Le jeu des acteurs est l’élément qui a le plus retenu mon attention. Le duo formé par Çagatay Ulusoy et Emir Ali Dogrul fonctionne merveilleusement bien. Il y a clairement une alchimie immédiate à l’écran. Lorsque leurs personnages se rencontrent pour la première fois, il se produit un « déclic » presque instantané qui renforce brillamment la relation entre les personnages avant même que quoi que ce soit ne soit établi à dessein.
Ulusoy déverse également toute son émotion dans son personnage et parvient ainsi à nous accrocher de bout en bout. Il interprète parfaitement son rôle, cet homme profondément gentil, attentif et généreux, bien qu’il ait été un « enfant des rues » pendant la majeure partie de sa vie. Il veille sur sa famille de substitution et partage avec elle tout ce qu’il peut. Mais son enfance tumultueuse et les années qui ont suivi dans les rues d’Istanbul l’ont aussi profondément traumatisé. Ulusoy capte tous les états émotionnels variés de Mehmet, sa volatilité, sa joie extatique, sa douceur, son impuissance, sa rage, sans aucun faux-semblant. Quant à Dogrul, il est tout à fait à la hauteur. Il possède de réelles compétences et aptitudes à son jeune âge qu’il est capable de dominer des scènes où il joue aux côtés d’acteurs adultes beaucoup plus expérimentés. Il m’a rappelé fortement le jeune Zain al-Rafeea, découvert dans Capharnaüm, et que l’on aura d’ailleurs le plaisir de revoir très prochainement dans le nouveau Marvel, Eternals, réalisé par Chloé Zhao où il se retrouvera aux côtés de Richard Madden, Salma Hayek ou Angelina Jolie, à l’âge de 16 ans aujourd’hui.
Ersin Arici, enfin, joue Gonzo, l’ami le plus proche de Mehmet. Ensemble, ils se débrouillent seuls depuis de nombreuses années. Gonzo est responsable mais il aime s’amuser. Il ne se vexe pas non plus, même quand il le pourrait.
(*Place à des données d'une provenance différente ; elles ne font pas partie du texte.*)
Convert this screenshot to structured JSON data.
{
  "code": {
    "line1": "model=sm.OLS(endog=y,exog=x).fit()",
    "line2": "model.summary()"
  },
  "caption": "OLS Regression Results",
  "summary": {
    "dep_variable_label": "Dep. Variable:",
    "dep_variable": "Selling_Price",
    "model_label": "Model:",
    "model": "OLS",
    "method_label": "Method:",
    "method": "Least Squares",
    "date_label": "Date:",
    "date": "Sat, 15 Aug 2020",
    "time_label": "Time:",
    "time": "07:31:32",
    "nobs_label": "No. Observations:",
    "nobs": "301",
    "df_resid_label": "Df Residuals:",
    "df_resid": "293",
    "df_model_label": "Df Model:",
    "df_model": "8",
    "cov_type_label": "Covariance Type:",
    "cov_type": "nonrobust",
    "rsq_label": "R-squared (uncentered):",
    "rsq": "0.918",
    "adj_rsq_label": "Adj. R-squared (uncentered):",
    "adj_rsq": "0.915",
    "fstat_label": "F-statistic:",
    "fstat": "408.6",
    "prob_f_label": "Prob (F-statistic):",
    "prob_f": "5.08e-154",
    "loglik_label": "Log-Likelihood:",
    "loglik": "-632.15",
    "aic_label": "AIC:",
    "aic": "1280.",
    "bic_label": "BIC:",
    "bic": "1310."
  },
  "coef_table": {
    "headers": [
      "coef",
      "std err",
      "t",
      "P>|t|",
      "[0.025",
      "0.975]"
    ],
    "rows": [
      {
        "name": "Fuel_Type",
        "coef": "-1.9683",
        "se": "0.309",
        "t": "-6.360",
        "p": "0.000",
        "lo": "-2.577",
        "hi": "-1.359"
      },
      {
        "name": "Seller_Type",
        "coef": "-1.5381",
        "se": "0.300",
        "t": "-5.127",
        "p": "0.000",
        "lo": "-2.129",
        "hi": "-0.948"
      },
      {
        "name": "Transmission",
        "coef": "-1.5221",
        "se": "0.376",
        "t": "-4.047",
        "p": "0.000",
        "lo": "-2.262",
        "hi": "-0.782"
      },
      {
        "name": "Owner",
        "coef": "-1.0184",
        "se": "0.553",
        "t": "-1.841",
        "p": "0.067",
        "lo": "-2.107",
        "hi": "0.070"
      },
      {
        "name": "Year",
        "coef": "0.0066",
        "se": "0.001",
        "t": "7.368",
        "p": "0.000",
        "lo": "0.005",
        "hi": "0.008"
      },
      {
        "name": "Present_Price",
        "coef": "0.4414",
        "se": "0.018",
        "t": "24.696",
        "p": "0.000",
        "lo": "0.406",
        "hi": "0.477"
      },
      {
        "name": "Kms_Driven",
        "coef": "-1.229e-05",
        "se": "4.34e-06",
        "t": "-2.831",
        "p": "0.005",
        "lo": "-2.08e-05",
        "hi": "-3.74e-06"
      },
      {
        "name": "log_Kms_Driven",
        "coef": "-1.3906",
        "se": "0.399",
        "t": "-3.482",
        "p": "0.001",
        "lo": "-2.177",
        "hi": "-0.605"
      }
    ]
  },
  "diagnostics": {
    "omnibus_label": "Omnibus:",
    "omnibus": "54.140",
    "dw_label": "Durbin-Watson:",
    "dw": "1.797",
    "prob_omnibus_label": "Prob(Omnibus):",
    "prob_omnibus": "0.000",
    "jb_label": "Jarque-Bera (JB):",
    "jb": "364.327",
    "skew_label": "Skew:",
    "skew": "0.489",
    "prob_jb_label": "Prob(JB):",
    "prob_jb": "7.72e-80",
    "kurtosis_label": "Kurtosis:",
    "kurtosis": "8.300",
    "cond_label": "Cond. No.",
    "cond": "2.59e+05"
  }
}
Il tient beaucoup à Mehmet. Arici est un excellent contrepoids au Mehmet d’Ulusoy. Ils forment aussi un second duo dans l’histoire qui participe à témoigner de la force d’un amour fraternel qui fait chaud au cœur.
Quelques mots aussi pour évoquer la cinématographie excellente du réalisateur Can Ulkay. Il utilise de longues prises de vue, souvent aussi caméra à la main, et complète son travail d’une parfaite utilisation des gros plans aux bons moments, rendant les émotions encore plus fortes. La photo est aussi de la partie… et les couleurs et l’éclairage des scènes, notamment celles de nuit, sont magnifiques. Il faut dire que l’ambiance de Des vies froissées est volontairement sombre bien que, même les bidonvilles, avec les squatters et les enfants qui snifent de la colle, soient lumineux et colorés pendant la journée, baignés par la douce lumière méditerranéenne. La ville d’Istanbul devient ainsi un personnage supplémentaire, une étude de contrastes – bordée par le clapotis des vagues, reliée par des ponts modernes, parsemée de cafés aux allures parisiennes, et avec ses appels à la prière dans les haut-parleurs. C’est un endroit où, dans ce récit, les hommes s’appellent affectueusement « frère », mais où une multitude de garçons vivent apparemment dans la rue, abandonnés, fuyant parfois la violence et soumis à la drogue. Un thème récurrent est le besoin qu’éprouvent ces garçons et ces hommes d’une figure maternelle aimante et protectrice. Une musique traditionnelle atmosphérique crée également l’ambiance dans plusieurs scènes, notamment une séquence mélancolique où l’on s’éloigne des urgences en voiture tandis qu’une voix à la radio chante : « Je m’oppose à mon cruel destin… à cette agonie sans fin ». Le musicien traduit ici exactement les sentiments de Mehmet.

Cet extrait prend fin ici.